Alejandro Gabriel Civilotti Carvalho (born June 22, 1959, La Plata, Argentina). Argentine composer settled in Barcelona, Spain, considered one of the biggest names of his generation in the contemporary Spanish music scene-.

Civilotti studied harmony, counterpoint and composition in La Plata with Enrique Gerardi, who studied with Alberto Ginastera and was in Paris a Pierre Schaeffer and Nadia Boulanger's pupil. Civilotti studied composition and orchestration in Barcelona with Josep Soler i Sardà also.

In 1995 he won the Queen Sofía Composition Prize for his work Cinco Grabados para Orquesta.

In 2005 he began working as a professor in the Graduate Chamber Music Composition of the Autonomous University of Barcelona.
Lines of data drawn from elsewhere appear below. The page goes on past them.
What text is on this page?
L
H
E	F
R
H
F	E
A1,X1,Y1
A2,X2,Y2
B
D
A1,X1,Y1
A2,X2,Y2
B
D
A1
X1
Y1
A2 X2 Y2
Currently is teacher of Harmony and Composition in the Badalona Conservatory of Music and member of the Catalan Association of Composers. The personal papers of Alejandro Civilotti are preserved in the Biblioteca de Catalunya.

==Key works==

=== Choral works ===

Inframundi (1998)
I. Teotihuacan Text
II. Text of Seneca the Younger (Latin) about Orpheo.

Salve Regina.
White Voices Choir and Organ.

=== Orchestral works ===

- Symphony No. 1 (1985)
- Cinco Grabados para orquesta (1991)
- Symphony No. 2 Azteca (1996-1998). Baritono-Bajo solo, Coro mixto y Gran orquesta.
- Symphony No. 3 The Garden of Mist (2000)
- Symphony No. 4 (2001)
- The Scream (2001)
- Elegía por Julia Ponce, de Lavapiés (2002)
- ... en Abril (2002)
- Symphony No. 5 (2004)
- Concerto for Bandoneon and Orchestra (2006)
- Quasi Tango Suite (2007, orq. 2010)

=== String orchestra ===
- Elegía trágica (1987). Flute solo, Piano, Timpani and Flexatone.
- Cuatro impressiones para cuerdas (1996)
- Concierto de Cámara (1998-2000). For oboe and String Orchestra
- Ocultas geometrías (1999). Piano and String Orchestra (Clarinet solo ad libitum)
- Tres Postales para Marianela (2002). Flutes (8) Cl.(Bb) Fg. Pno. and Strings (no Double Bass)
- Concerto for Tuba and Strings (2006)
- Miralls (2012). For the Orquesta de Cambra Amics dels Clàssics

=== Solo voice and orchestra ===
- Momentos del Poeta (1987). For tenor and orchestra. Vladimir Maiakovsky's Poems.
- Padre Nostro (1998). For Soprano, Baritone and orchestra.
- Elogio por Santander (2004). Big orchestra and mixed choir. Texts of Amós de Escalante

===Solo with orchestra ===
- Variantes concertantes- for piano and orchestra (1988–89)
- Rapsodia for percussion solo and orchestra (1992). Dedicated to Ángel Frette
- Auris Concertum, for Violoncello and orchestra (2001). Dedicated to the Queen Sofía of Spain.
- Concerto for Bandoneon and Big Orchestra, in memoriam Omar Lupi (2002). Dedicated to Pablo Mainetti and Marcelo Mercadante
- Auris Resonantiam, for Violin and Orchestra (2003)
- Concerto for Clarinet (A) and Big orchestra (2004). Dedicated to Joan Pere Gil
- Concerto for Electric Guitar and orchestra (2005). In memoriam Sergio Javier Godoy.
- Urdaibai (2009) Dedicated to Pilar and Soledad, from Errigoiti.
- Cantata Colón (2005–06). For Choir, Bass (soloist), narrator and Big Orchestra. Diego Civilotti's poems.
- Robaiyyat (2010). For Mixed Choir and Big Orchestra. Omar Jayyam's Robaiyyat

=== Concert band ===
- Las medias de los flamencos (1982). Suite for Wind Band and narrator on a Horacio Quiroga's Tale.
- Viaje a la Luna (1995). Phantasy for Symphony Band in Five Scenes about the Federico García Lorca's Screenplay
- Impromptu, recuerdo y danza (2007) for Bassoon and Symphony Band)
- Sur/fantasía (2010). Concertante Phantasy for Bandoneon, violin and Concert Band.

==Awards==

- Ciutat de Tarragona International Award for Musical Composition
- Queen Sofía Composition Prize
- Ciutat de Barcelona Prize
- First Prize Juventudes Musicales-Barcelona
- TRINAC Prize Argentina
- Composition Prize Casa de las Américas (finalist).